El Papa inclinó la cabeza. Luego alzó la vista hacia la pequeña imagen de la Virgen alojada en un hueco de la pared, frente a él. Era una costosa escultura recubierta de piedras preciosas, una hermosa obra de la escuela de Bernini. De subastarse, alcanzaría una cifra astronómica. ¿Podría ese dinero servir para ahuyentar el miedo, para remediar en parte el hambre y la desesperación? Ojalá fuese tan sencillo, se decía el Papa.

—¿Qué es lo que realmente quieres decirme, Paul?

—No es que quiera, Santidad, es que debo hacerlo.

—Dilo entonces. Me gustaría oír lo que tengas que decirme tú personalmente. Quizá no tenga tiempo de leer todos los informes que me has traído.

—Debe prometerme, Santidad, que los guardará siempre en su caja fuerte personal.
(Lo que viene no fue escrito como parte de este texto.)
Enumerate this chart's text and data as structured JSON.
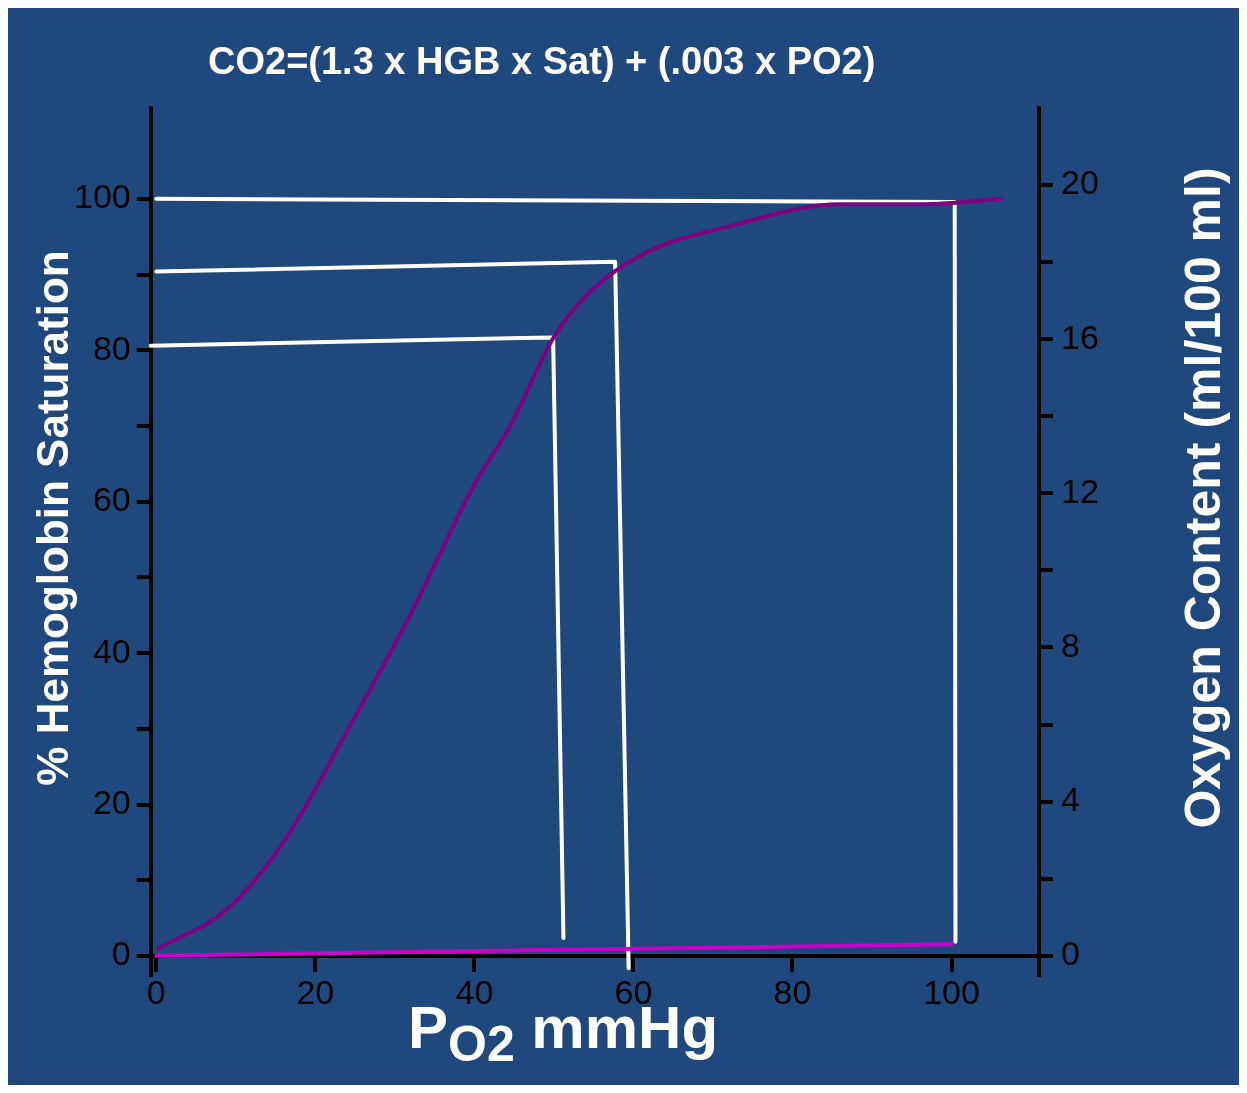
{
  "chart_data": {
    "type": "line",
    "title": "CO2=(1.3 x HGB x Sat) + (.003 x PO2)",
    "xlabel": "P$_{O2}$  mmHg",
    "ylabel": "% Hemoglobin Saturation",
    "y2label": "Oxygen Content (ml/100 ml)",
    "series": [
      {
        "color": "#800080",
        "x": [
          0.2,
          8.9,
          16.1,
          24.3,
          31.9,
          39.7,
          44.8,
          49.9,
          54.6,
          61.6,
          72.1,
          86,
          96.5,
          106.3
        ],
        "values": [
          1,
          6.2,
          15.2,
          30.3,
          45,
          61.7,
          70.6,
          81.6,
          87.8,
          92.9,
          96.4,
          99.3,
          99.3,
          100
        ]
      },
      {
        "color": "#cc00cc",
        "axis": "y2",
        "x": [
          0,
          100
        ],
        "values": [
          0,
          0.3
        ]
      },
      {
        "color": "#ffffff",
        "x": [
          -0.7,
          49.9,
          51.2
        ],
        "values": [
          80.6,
          81.7,
          2.4
        ]
      },
      {
        "color": "#ffffff",
        "x": [
          0,
          57.7,
          59.4
        ],
        "values": [
          90.4,
          91.7,
          -1.6
        ]
      },
      {
        "color": "#ffffff",
        "x": [
          0,
          100.4,
          100.5
        ],
        "values": [
          100,
          99.6,
          1.9
        ]
      }
    ],
    "xlim": [
      -0.7,
      111
    ],
    "xticks": [
      0,
      20,
      40,
      60,
      80,
      100
    ],
    "ylim": [
      -2.5,
      112
    ],
    "yticks": [
      0,
      {
        "value": 10,
        "label": null
      },
      20,
      {
        "value": 30,
        "label": null
      },
      40,
      {
        "value": 50,
        "label": null
      },
      60,
      {
        "value": 70,
        "label": null
      },
      80,
      {
        "value": 90,
        "label": null
      },
      100
    ],
    "y2lim": [
      -0.5,
      22
    ],
    "y2ticks": [
      0,
      {
        "value": 2,
        "label": null
      },
      4,
      {
        "value": 6,
        "label": null
      },
      8,
      {
        "value": 10,
        "label": null
      },
      12,
      {
        "value": 14,
        "label": null
      },
      16,
      {
        "value": 18,
        "label": null
      },
      20
    ],
    "grid": false,
    "legend": false,
    "marker": "none",
    "line_style": "solid"
  }
}
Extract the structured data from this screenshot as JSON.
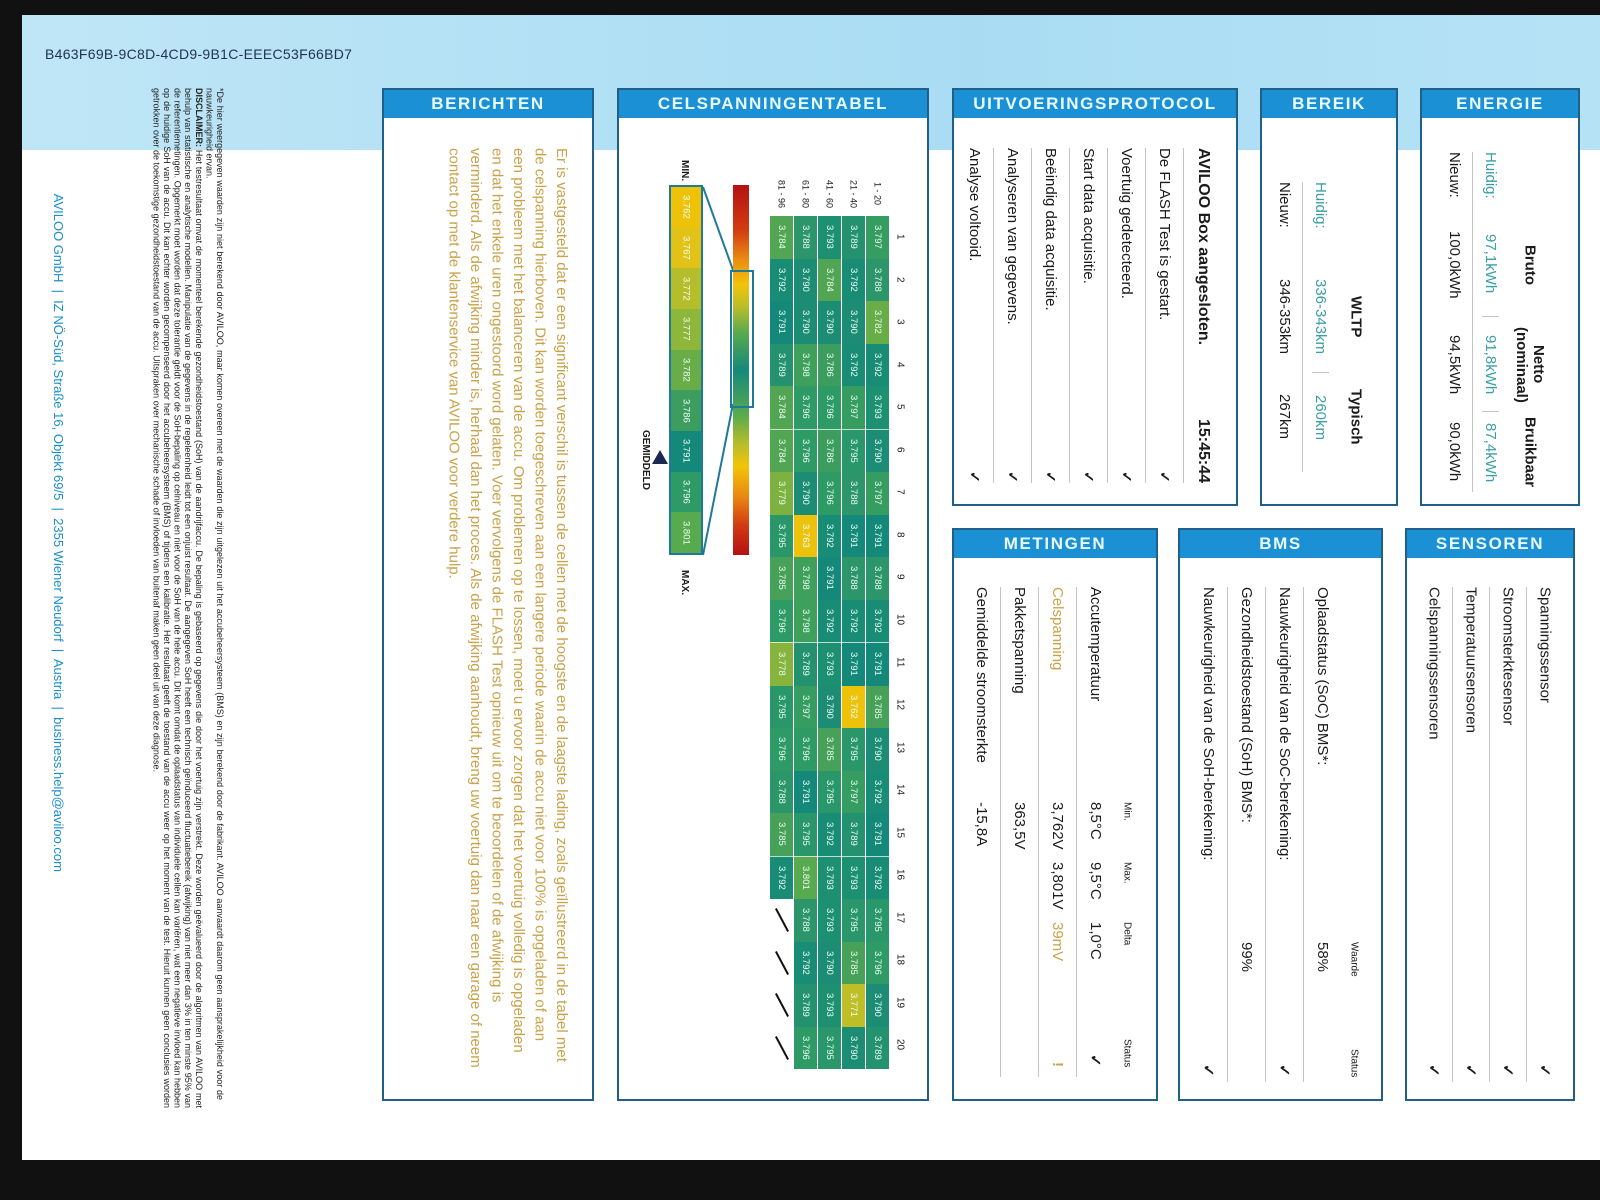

Nadie más debe tener acceso a ellos. No quisiera dar la impresión de ordenarle nada, pero esos informes…

—¿Tan grave es?

—Sí —musitó Paul mirando al Pontífice—. Al-Qurtubi ha estado en Inglaterra. Creemos que se ha reunido con líderes de una coalición de grupos derechistas conocida como Z-19.

—¿Z-19? No sé si he oído hablar de ellos.

—Probablemente, no, Santidad. Por lo menos no con ese nombre; aunque sin duda conoce a algunos de los grupos que la forman. Encontrará detalles en uno de los informes. No tantos como sería deseable, me temo. Lo cierto es que se sabe muy poco de ellos. Sin embargo, creemos que pueden estar implicados en varios atentados terroristas, no directamente, sino a través de intermediarios. Probablemente, Z-19 es un grupo muy pequeño de individuos influyentes de varios países, con vínculos directos e indirectos con grupos más nutridos neofascistas o racistas. El «19» posiblemente sea una referencia a su número real, pero no tenemos manera, de momento, de confirmarlo. No hemos podido averiguar la identidad de ninguno de ellos. Se rumorea que algunos son altos funcionarios del Gobierno y que entre ellos hay uno o dos empresarios multimillonarios.